A él le asustaba mi felicidad. En cambio yo, podía oler una profunda tristeza escondida en algunas de sus miradas y carcajadas.
– Es que yo soy una persona feliz –le dije una noche, tendidos en la cama- pero más feliz soy cuando estoy con vos.
– Me estoy dando cuenta de que no puedo estar solo, dijo él. A lo que le respondí:
– Aprender a estar conmigo, fue la mejor decisión que tomé en mi vida. Ojalá puedas hacerlo, descubrirás un mundo nuevo.
– ¿Cómo podés ser tan feliz? Me preguntó. Lo miré a los ojos con ternura y le dije:
– Es que me entrego al presente. Como nada es permanente y todo se transforma, sé que esta relación se puede terminar o cambiar y, si eso sucede, me dolerá por un tiempo, pero luego volveré a estar bien y podré dar amor otra vez porque ya no tengo miedo, porque sé que me tengo a mí.

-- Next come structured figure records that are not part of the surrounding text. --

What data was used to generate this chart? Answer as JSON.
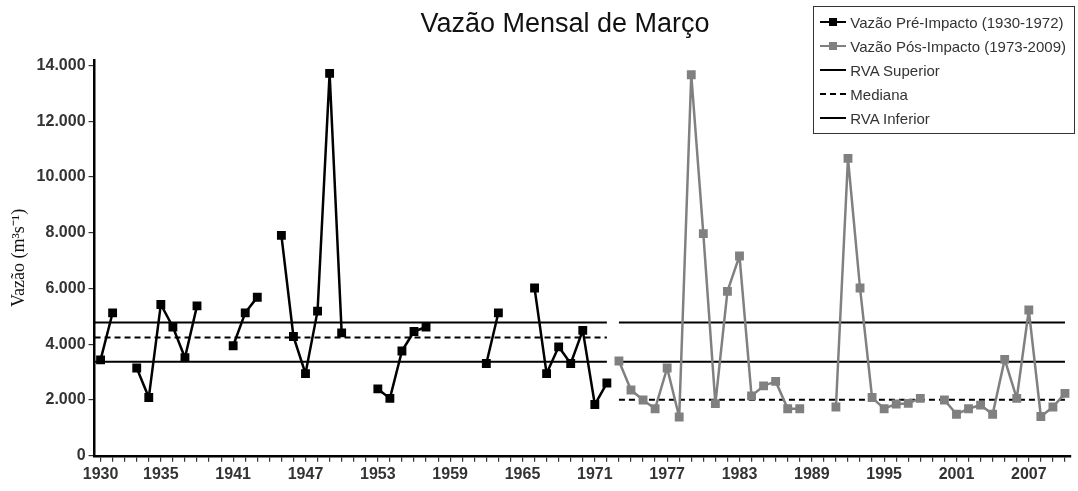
{
  "chart_data": {
    "type": "line",
    "title": "Vazão Mensal de Março",
    "ylabel": "Vazão (m³s⁻¹)",
    "xlim": [
      1929.5,
      2010.5
    ],
    "xticks": [
      1930,
      {
        "value": 1931,
        "label": null
      },
      {
        "value": 1932,
        "label": null
      },
      {
        "value": 1933,
        "label": null
      },
      {
        "value": 1934,
        "label": null
      },
      1935,
      {
        "value": 1936,
        "label": null
      },
      {
        "value": 1937,
        "label": null
      },
      {
        "value": 1938,
        "label": null
      },
      {
        "value": 1939,
        "label": null
      },
      {
        "value": 1940,
        "label": null
      },
      1941,
      {
        "value": 1942,
        "label": null
      },
      {
        "value": 1943,
        "label": null
      },
      {
        "value": 1944,
        "label": null
      },
      {
        "value": 1945,
        "label": null
      },
      {
        "value": 1946,
        "label": null
      },
      1947,
      {
        "value": 1948,
        "label": null
      },
      {
        "value": 1949,
        "label": null
      },
      {
        "value": 1950,
        "label": null
      },
      {
        "value": 1951,
        "label": null
      },
      {
        "value": 1952,
        "label": null
      },
      1953,
      {
        "value": 1954,
        "label": null
      },
      {
        "value": 1955,
        "label": null
      },
      {
        "value": 1956,
        "label": null
      },
      {
        "value": 1957,
        "label": null
      },
      {
        "value": 1958,
        "label": null
      },
      1959,
      {
        "value": 1960,
        "label": null
      },
      {
        "value": 1961,
        "label": null
      },
      {
        "value": 1962,
        "label": null
      },
      {
        "value": 1963,
        "label": null
      },
      {
        "value": 1964,
        "label": null
      },
      1965,
      {
        "value": 1966,
        "label": null
      },
      {
        "value": 1967,
        "label": null
      },
      {
        "value": 1968,
        "label": null
      },
      {
        "value": 1969,
        "label": null
      },
      {
        "value": 1970,
        "label": null
      },
      1971,
      {
        "value": 1972,
        "label": null
      },
      {
        "value": 1973,
        "label": null
      },
      {
        "value": 1974,
        "label": null
      },
      {
        "value": 1975,
        "label": null
      },
      {
        "value": 1976,
        "label": null
      },
      1977,
      {
        "value": 1978,
        "label": null
      },
      {
        "value": 1979,
        "label": null
      },
      {
        "value": 1980,
        "label": null
      },
      {
        "value": 1981,
        "label": null
      },
      {
        "value": 1982,
        "label": null
      },
      1983,
      {
        "value": 1984,
        "label": null
      },
      {
        "value": 1985,
        "label": null
      },
      {
        "value": 1986,
        "label": null
      },
      {
        "value": 1987,
        "label": null
      },
      {
        "value": 1988,
        "label": null
      },
      1989,
      {
        "value": 1990,
        "label": null
      },
      {
        "value": 1991,
        "label": null
      },
      {
        "value": 1992,
        "label": null
      },
      {
        "value": 1993,
        "label": null
      },
      {
        "value": 1994,
        "label": null
      },
      1995,
      {
        "value": 1996,
        "label": null
      },
      {
        "value": 1997,
        "label": null
      },
      {
        "value": 1998,
        "label": null
      },
      {
        "value": 1999,
        "label": null
      },
      {
        "value": 2000,
        "label": null
      },
      2001,
      {
        "value": 2002,
        "label": null
      },
      {
        "value": 2003,
        "label": null
      },
      {
        "value": 2004,
        "label": null
      },
      {
        "value": 2005,
        "label": null
      },
      {
        "value": 2006,
        "label": null
      },
      2007,
      {
        "value": 2008,
        "label": null
      },
      {
        "value": 2009,
        "label": null
      },
      {
        "value": 2010,
        "label": null
      }
    ],
    "ylim": [
      0,
      14200
    ],
    "yticks": [
      {
        "value": 0,
        "label": "0"
      },
      {
        "value": 2000,
        "label": "2.000"
      },
      {
        "value": 4000,
        "label": "4.000"
      },
      {
        "value": 6000,
        "label": "6.000"
      },
      {
        "value": 8000,
        "label": "8.000"
      },
      {
        "value": 10000,
        "label": "10.000"
      },
      {
        "value": 12000,
        "label": "12.000"
      },
      {
        "value": 14000,
        "label": "14.000"
      }
    ],
    "legend": "top right",
    "series": [
      {
        "name": "Vazão Pré-Impacto (1930-1972)",
        "color": "#000000",
        "marker": "square",
        "line_style": "solid",
        "x": [
          1930,
          1931,
          1932,
          1933,
          1934,
          1935,
          1936,
          1937,
          1938,
          1939,
          1940,
          1941,
          1942,
          1943,
          1944,
          1945,
          1946,
          1947,
          1948,
          1949,
          1950,
          1951,
          1952,
          1953,
          1954,
          1955,
          1956,
          1957,
          1958,
          1959,
          1960,
          1961,
          1962,
          1963,
          1964,
          1965,
          1966,
          1967,
          1968,
          1969,
          1970,
          1971,
          1972
        ],
        "values": [
          3440,
          5130,
          null,
          3150,
          2090,
          5430,
          4620,
          3520,
          5380,
          null,
          null,
          3950,
          5130,
          5690,
          null,
          7910,
          4280,
          2950,
          5190,
          13720,
          4410,
          null,
          null,
          2400,
          2060,
          3760,
          4460,
          4620,
          null,
          null,
          null,
          null,
          3310,
          5130,
          null,
          null,
          6020,
          2950,
          3910,
          3310,
          4500,
          1840,
          2610
        ]
      },
      {
        "name": "Vazão Pós-Impacto (1973-2009)",
        "color": "#808080",
        "marker": "square",
        "line_style": "solid",
        "x": [
          1973,
          1974,
          1975,
          1976,
          1977,
          1978,
          1979,
          1980,
          1981,
          1982,
          1983,
          1984,
          1985,
          1986,
          1987,
          1988,
          1989,
          1990,
          1991,
          1992,
          1993,
          1994,
          1995,
          1996,
          1997,
          1998,
          1999,
          2000,
          2001,
          2002,
          2003,
          2004,
          2005,
          2006,
          2007,
          2008,
          2009,
          2010
        ],
        "values": [
          3400,
          2360,
          2000,
          1690,
          3150,
          1390,
          13670,
          7970,
          1870,
          5900,
          7170,
          2150,
          2510,
          2670,
          1690,
          1690,
          null,
          null,
          1750,
          10670,
          6020,
          2090,
          1690,
          1860,
          1880,
          2060,
          null,
          2000,
          1490,
          1690,
          1820,
          1490,
          3460,
          2060,
          5230,
          1410,
          1750,
          2240
        ]
      },
      {
        "name": "RVA Superior",
        "color": "#000000",
        "marker": "none",
        "line_style": "solid",
        "x": [
          1929.5,
          1972,
          1972.5,
          1973,
          2010
        ],
        "values": [
          4780,
          4780,
          null,
          4780,
          4780
        ]
      },
      {
        "name": "Mediana",
        "color": "#000000",
        "marker": "none",
        "line_style": "dashed",
        "x": [
          1929.5,
          1972,
          1972.5,
          1973,
          2010
        ],
        "values": [
          4240,
          4240,
          null,
          2010,
          2010
        ]
      },
      {
        "name": "RVA Inferior",
        "color": "#000000",
        "marker": "none",
        "line_style": "solid",
        "x": [
          1929.5,
          1972,
          1972.5,
          1973,
          2010
        ],
        "values": [
          3370,
          3370,
          null,
          3370,
          3370
        ]
      }
    ]
  }
}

Así comprendí que emprenderíamos diferentes rumbos, solo era cuestión de tiempo. Pronto llegó el día en el que las olas parecieron desvanecerse por completo, si no fuera por nuestras charlas semanales en el banco móvil de aquel parque, con abrazo fraterno incluido. Durante algún tiempo permanecí en estado de alerta, con la expectativa de volver a coincidir. Esa espera me generaba ansiedad y me sacaba completamente de mi eje.
Tienes un e-mail
Había quedado atrapada en el no-tiempo de nuestros encuentros más bellos, pero él ya no estaba ahí. Luego de llorar un sábado entero, decidí despedirme escribiéndole una carta -mejor dicho un mail, para que suene más millenial-. Hubiera escrito «amor» en el asunto, pero me resultó muy cursi. Mientras las lágrimas bajaban como un torrente por mis mejillas, tipeaba lo siguiente:
“Hola marinero. Hay cosas que necesito decirte. Quisiera poder verte para hacerlo, pero prefiero escribirlo. Resulta que estoy con muy baja energía. Mi ánimo está por el piso, las horas son interminables en el trabajo y me quedo dormida al llegar a casa. Cada día que pasa me levanto con más cansancio del que me acuesto la noche anterior. No tengo fuerzas para hacer ejercicio ni prepararme comidas saludables y, en consecuencia, me siento la mujer más horrible del mundo. En fin… esto se tornó un círculo vicioso del cual estoy luchando por salir. Salgo de a ratos y hago menos de la mitad de las cosas que me propongo. Quizás es tiempo de dejar de resistirme y aceptar que esto también es parte de mí. Es justamente la contrapartida de la que disfruta al máximo la vida y se quiere a sí misma. Sé que este estado es pasajero, pero depende de mi actitud que así lo sea.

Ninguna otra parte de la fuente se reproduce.